***
В последний день — самый-самый последний для Уилсона — он негромко разговаривает с кем-то. Хаус слышит его голос, но не слышит ответов. — Больно, но я привык. Тишина. — Поверь, можно привыкнуть ко всему. Даже к боли. Спроси Хауса. Тишина. Прерывистый шепот: — А что… Ты делаешь тут? Хаус готов поклясться, что Уилсон вот-вот горько заплачет. И в следующий момент слышит всхлипы. — Нет-нет, что ты, милая… Не из-за тебя. И не из-за себя, нет, себя я почти не жалею — поздновато для этого, не думаешь? Я люблю тебя. Я по тебе скучаю. Хаус входит в комнату, готовясь к худшему. Но видит всего лишь Уилсона, общающегося с пустым креслом. Всего лишь. Он оборачивается к Хаусу с почти виноватым выражением. Выпускает воздух сквозь сжатые зубы — боль усилилась, забирала все силы. — Как она выглядит? — спрашивает Хаус, надеясь просто отвлечь. — Что она делает? Хаус не сводит взгляда с Уилсона, Уилсон — с кресла. — Можешь обернуться и взглянуть сам, Грэг, — плавный женский голос раздается позади. Голос мертвой подружки его почти мертвого друга. Уилсон был вопросом. А ответ… — Эмбер. Всегда она. Она сидит в кресле с ногами, раскидав длинные волосы по спинке, красивая, спокойная, теплая. Хаус и Уилсон смотрят на нее, а потом друг на друга. — Ты сказал, что надо сперва выбраться из твоей головы, помнишь? — она склоняет голову набок, чуть улыбаясь. Встаёт с кресла, как вспархивает, и садится на кровать к Уилсону. Берет его руку. — Помнишь, что сказала я? — Хаус, ты… Слышишь ее? Видишь? Он медлит, хмурится, смотрит на их переплетённые пальцы, смотрит в печальное лицо Эмбер, в истощенное болезнью и страданием лицо Уилсона. Смотрит в чёрное окно, находит едва просвечивающий из-за облаков полумесяц. Тишину, что стоит вокруг них, в этой маленькой комнате, полной запаха близкой смерти и боли, кажется, можно потрогать. Хаус чувствует себя одиноким в этой тишине, как никогда прежде не чувствовал. Одиноким — и спокойным. — Все будет в порядке, — говорит Уилсон, неясно, кому. Хаус садится на край постели и кивает, от его проницательного взгляда не укрывается их нежность и опустошенность, и отдаленность от внешнего мира, и умиротворение. Хаус говорит: — Я рад, что ты пришла. А в следующий миг он остается в комнате один.Смирение
26 июня 2020 г. в 13:09
У него есть друг, которого благодарят, когда он сообщает смертельный диагноз. Спасибо, вы так добры, скажите, а сколько мне осталось жить?..

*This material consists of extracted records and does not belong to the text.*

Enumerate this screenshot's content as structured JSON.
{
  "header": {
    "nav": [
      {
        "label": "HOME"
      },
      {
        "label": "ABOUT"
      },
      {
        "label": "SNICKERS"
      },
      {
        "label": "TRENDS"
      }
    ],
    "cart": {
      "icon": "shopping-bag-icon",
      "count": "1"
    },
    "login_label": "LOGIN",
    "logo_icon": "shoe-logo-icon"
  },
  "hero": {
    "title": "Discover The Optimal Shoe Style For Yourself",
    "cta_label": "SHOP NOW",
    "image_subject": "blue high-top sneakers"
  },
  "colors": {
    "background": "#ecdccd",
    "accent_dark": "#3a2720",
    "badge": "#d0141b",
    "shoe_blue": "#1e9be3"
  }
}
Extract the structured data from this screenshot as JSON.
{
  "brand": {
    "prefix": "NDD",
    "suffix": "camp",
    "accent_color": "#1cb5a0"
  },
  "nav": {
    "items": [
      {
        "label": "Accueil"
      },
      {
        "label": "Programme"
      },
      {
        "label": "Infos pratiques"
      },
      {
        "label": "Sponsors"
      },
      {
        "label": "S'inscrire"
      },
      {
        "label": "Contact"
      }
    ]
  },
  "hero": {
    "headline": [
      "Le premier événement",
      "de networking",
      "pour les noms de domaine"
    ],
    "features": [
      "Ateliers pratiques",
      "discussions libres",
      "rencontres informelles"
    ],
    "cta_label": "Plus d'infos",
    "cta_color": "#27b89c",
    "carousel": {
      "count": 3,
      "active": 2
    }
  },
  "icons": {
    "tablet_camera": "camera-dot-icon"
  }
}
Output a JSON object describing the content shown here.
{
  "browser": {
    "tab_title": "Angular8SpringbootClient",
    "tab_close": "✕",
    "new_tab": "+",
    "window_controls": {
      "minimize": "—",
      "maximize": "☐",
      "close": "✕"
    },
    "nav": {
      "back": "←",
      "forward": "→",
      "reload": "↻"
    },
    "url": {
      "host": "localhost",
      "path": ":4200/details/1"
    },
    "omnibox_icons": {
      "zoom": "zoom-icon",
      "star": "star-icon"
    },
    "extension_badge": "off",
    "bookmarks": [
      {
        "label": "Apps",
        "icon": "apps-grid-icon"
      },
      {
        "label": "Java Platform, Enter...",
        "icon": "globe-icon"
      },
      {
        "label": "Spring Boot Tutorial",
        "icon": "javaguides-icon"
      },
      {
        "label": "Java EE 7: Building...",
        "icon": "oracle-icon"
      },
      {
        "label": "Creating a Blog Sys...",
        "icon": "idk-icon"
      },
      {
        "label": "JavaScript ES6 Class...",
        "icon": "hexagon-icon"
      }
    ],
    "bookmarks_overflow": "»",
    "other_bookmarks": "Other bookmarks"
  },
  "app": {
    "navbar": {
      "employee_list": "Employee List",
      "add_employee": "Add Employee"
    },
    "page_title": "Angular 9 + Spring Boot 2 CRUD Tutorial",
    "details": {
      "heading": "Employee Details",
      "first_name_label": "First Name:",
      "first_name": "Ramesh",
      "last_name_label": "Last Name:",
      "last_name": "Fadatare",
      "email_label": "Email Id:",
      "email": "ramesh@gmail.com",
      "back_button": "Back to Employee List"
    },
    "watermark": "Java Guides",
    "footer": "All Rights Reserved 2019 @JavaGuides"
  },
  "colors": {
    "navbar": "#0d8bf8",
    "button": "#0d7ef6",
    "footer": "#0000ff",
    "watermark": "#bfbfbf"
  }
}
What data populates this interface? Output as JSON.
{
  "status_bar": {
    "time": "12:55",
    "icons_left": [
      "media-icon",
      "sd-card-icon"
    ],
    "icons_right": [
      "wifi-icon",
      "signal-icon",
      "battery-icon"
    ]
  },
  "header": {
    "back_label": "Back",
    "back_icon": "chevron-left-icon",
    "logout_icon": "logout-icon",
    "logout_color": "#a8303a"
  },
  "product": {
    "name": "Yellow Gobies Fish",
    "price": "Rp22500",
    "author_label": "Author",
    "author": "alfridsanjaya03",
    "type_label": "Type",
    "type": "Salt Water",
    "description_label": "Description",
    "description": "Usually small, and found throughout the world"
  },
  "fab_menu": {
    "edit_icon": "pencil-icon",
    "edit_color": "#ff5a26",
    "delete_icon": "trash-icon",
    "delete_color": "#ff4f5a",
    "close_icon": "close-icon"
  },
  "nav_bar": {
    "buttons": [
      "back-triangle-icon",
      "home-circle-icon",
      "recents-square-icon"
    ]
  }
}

У него есть друг, который каждого пациента считает глубоко личным делом.
У которого в кабинете — могильник. А этого зайца мне подарил Стэнли — 8 лет, неоперабельная лимфома… Это мошка в янтаре, не трогай, подарок пациента — третья стадия рака лёгких, пора бы проведать его…
У него есть друг, который пожертвовал часть печени умирающему даже-не-другу.
Который раздает каждому куски своего сердца — оно кровоточит заботой, он даже не замечает.
Друг, который умирает и ничего не собирается с этим делать. Адамс, он помнит, на это сказала: «Он имеет право умереть с достоинством».
Хаус переносится на десятилетие назад, к пациентке, черты лица которой он не помнит, лишь ее полные слез глаза и упрямство, которое он узнал безошибочно — то было упрямство смертника, проделавшее когда-то в нем самом дыру размером с ладонь, заставляющую открывать с утра глаза и тянуться не к будильнику, не к любимому человеку, не к горячему кофе с булочкой в постель — к викодину. И он запомнил ее слова, этой пациентки без лица и с червем в мозгу.
Я хочу умереть с достоинством.
Он растоптал ее убеждение, залил едким ядом сарказма, проехался катком для надёжности, как всегда делал с чужим стоическим идиотизмом. Ему надо было, чтобы она приняла лекарство и жила, но ей хотелось лечь в деревянный ящик, сохранив нечто эфемерное настолько, что ни один человек для себя не сможет его определить. Где оно, достоинство? В штанах, в бюстгальтере, в голове? В поступках? В том, что молодая женщина получила возможность ходить под себя в туалет и корчиться от судорог еще суток пять, перед тем, как скончаться?
Но она не согласилась на лечение, пока не получила доказательства.
У его друга все доказательства на руках, и все же…
Он не хочет давать себе надежду.
Хаус смирился, но иногда он думает, что смирение — это его очередная ошибка. Ошибка из рода фатальных.
Они в Монтане. Край озер и лесов. Мотоцикл Хауса пришлось сдать в ремонт, и они задержались в каком-то захолустном городке. Мотель неплохой, но номер стерильностью напоминает больничную палату, а постели — два белых савана. Впрочем, в последние дни все кажется им связанным со смертью, но они предпочитают молчать об этом. Если что-то упорно не замечать, не оценивать вербально, то, быть может, оно испарится само собой — так, уверен Хаус, думает Уилсон.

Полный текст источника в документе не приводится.